Growth of susceptible human populations.

One of the fundamental factors contributing to the emergence of new pathogens and diseases has been changes in host susceptibility, operating through the mechanism of immunosupression, affecting large segments of the population through aging, malignancy, or infectious causes (153, 193). The demographics of the United States indicate an aging population, and HME is a disease that occurs predominantly adults. The U.S. Census Bureau estimates that the percentage of the population ≥45 years of age will increase from 34.9% in 2000 to 41.3% in 2025 (254, 269).

Although the absolute prevalence of HIV among persons in nonmetropolitan areas remains significantly lower than in urban centers, the number of HIV-infected persons residing in nonmetropolitan areas has increased rapidly during the last 15 years (114).
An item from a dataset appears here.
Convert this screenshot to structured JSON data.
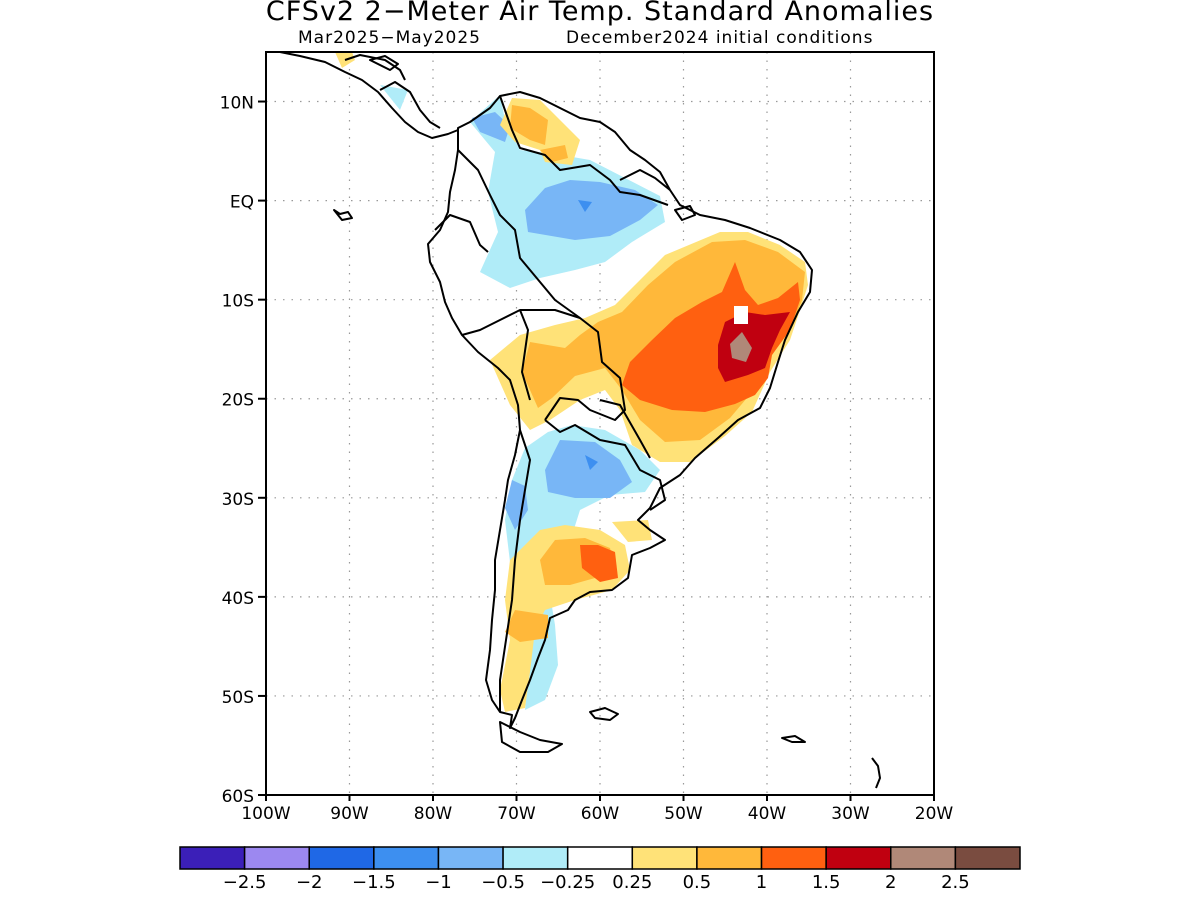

The diffusion of HIV into rural populations is particularly evident in the southeastern United States (63, 238, 270) where the risk for acquiring HME is greatest (188). Combination antiretroviral regimens have significantly slowed the progression of HIV disease in many persons, with concomitant declines in hospitalization rates, morbidity, and mortality in patients for whom these drugs are available (210). In this context, new therapies for HIV offer a level of health that facilitates occupational and recreational pursuits that perhaps were not previously possible. Some of these activities, including hunting, hiking, camping, and working outdoors, have been associated with acquisition of tick-borne diseases, including HME (206). The emergence of a healthier HIV-infected patient population exposed to increasingly diverse environments may paradoxically accentuate rises in the incidences of some vector-borne or zoonotic diseases.

CONCLUSION

Seventeen years have elapsed since the first described patient with HME presented to medical attention. During this interval, much has been learned about the pathogen, the disease, and the multiple ecological elements involved in the maintenance of this zoonosis. However, as is true of all emerging pathogens, many questions remain. Among the numerous areas for future research include studies that provide a better understanding of the interactions between the pathogen and the vector, that define pathogenic mechanisms involved in the maintenance of E. chaffeensis in vertebrate reservoirs and factors influencing disease and immunity in human hosts, and that estimate the incidence of disease in areas where E. chaffeensis is endemic. Certainly, there are few, if any, areas relating to this fascinating pathogen that have been completely elucidated.